Poco antes de terminar con la reparación que se llevó a cabo en un sector lindero al arroyo Esquel, el Ing. Mauricio Mateos, gerente del servicio sanitario de la cooperativa, explicó que “hoy a la mañana (por ayer) los censores de ingreso de agua de la cisterna de 1800 mandaron la alarma porque estaba entrando poco caudal de agua y se salió a recorrer la traza del acueducto, encontrando un afloramiento importante de agua”.
A partir de ahí “se vino con todo el equipo, se empezó a escavar, y al aproximarse el caño se terminó de reventar y dejó de ingresar agua a la cisterna. En ese marco fue que se pidió a la comunidad que use poco agua, que no riegue ni lave veredas para evitar cortes en algún sector de la ciudad”. No obstante, más allá de las restricciones, la falta de agua no se habría llegado a sentir en los domicilios, y ante el corte se reforzó el agua con el agua del canal de faldeo y se pusieron en funcionamiento bombas para regular el sistema.
Sobre los motivos de la rotura, Mateos dejó entrever que se habría originado por la ausencia del “colchón” de arena que protege la cañería del roce con piedras y elementos contundentes.
“Cuando se empezó a escavar no se encontró material fino alrededor del caño, y se observó un desplazamiento del caño que no sabemos a qué se debió ya que no se aprecia algo evidente.
El material fino tiene que ser arena gruesa o granza, un material para que el caño tenga un apoyo uniforme en todo su perímetro y no cargas puntuales que lo vayan debilitando y que pueda fallar con la presión”.
Reconoció que “esta es la falla número 14 desde que el acueducto se puso en funcionamiento en 2007, hay que aclarar que no todas las fallas se dieron por los mismos motivos, pero sí es similar a la mayoría. No la totalidad pero la mayoría tuvo que ver con la falta del material fino”.
CAMBIO RECOMENDADO
Ante la reiteración de situaciones de este tipo, el propio Mateo recordó que la intención es adquirir el financiamiento necesario para reemplazarlo. “El acueducto tiene dos kilóme-
tros de largo, una parte de acero que es la que esta expuesta a la intemperie, y 1700 metros de PRFV que es lo que quiere renovar por otro tipo de cañería”.
Por otra parte, desligó responsabilidades de la Coop16. “Nosotros no licitamos ni contratamos la obra pero pasamos los informes a servicios públicos de la provincia. La empresa proveedora de los caños mandó personal técnico para estudiar el problema y realizaron un informe que cualquiera lo puede ver en la página web de la cooperativa.

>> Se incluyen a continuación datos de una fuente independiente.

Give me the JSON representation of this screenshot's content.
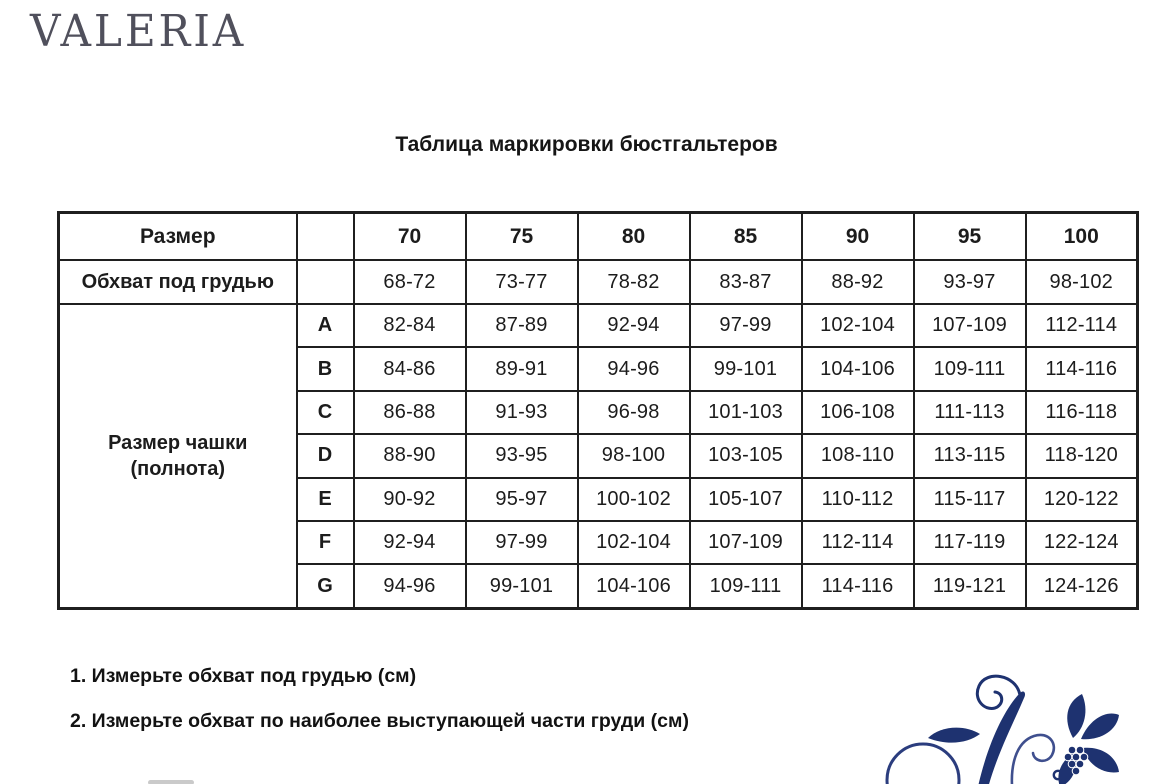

A través de ese informe demuestran las fallas y entienden que el caño no tiene fallas. Las 14 roturas tuvieron diferentes motivos, algunas en el caño aéreo por malos apoyos, alguna de la construcción, y estas por falta de material fino”.
Agregó también que “el acueducto funciona a un régimen constante durante todo el año, con un ingreso de mayor caudal en invierno, porque los niveles de la napa freática de la captación son elevados. Por eso en invierno aprovechamos más cantidad de agua del subálveo. Las roturas que hubieron no fueron siempre en verano, fueron aleatorias en distintos momentos del año”.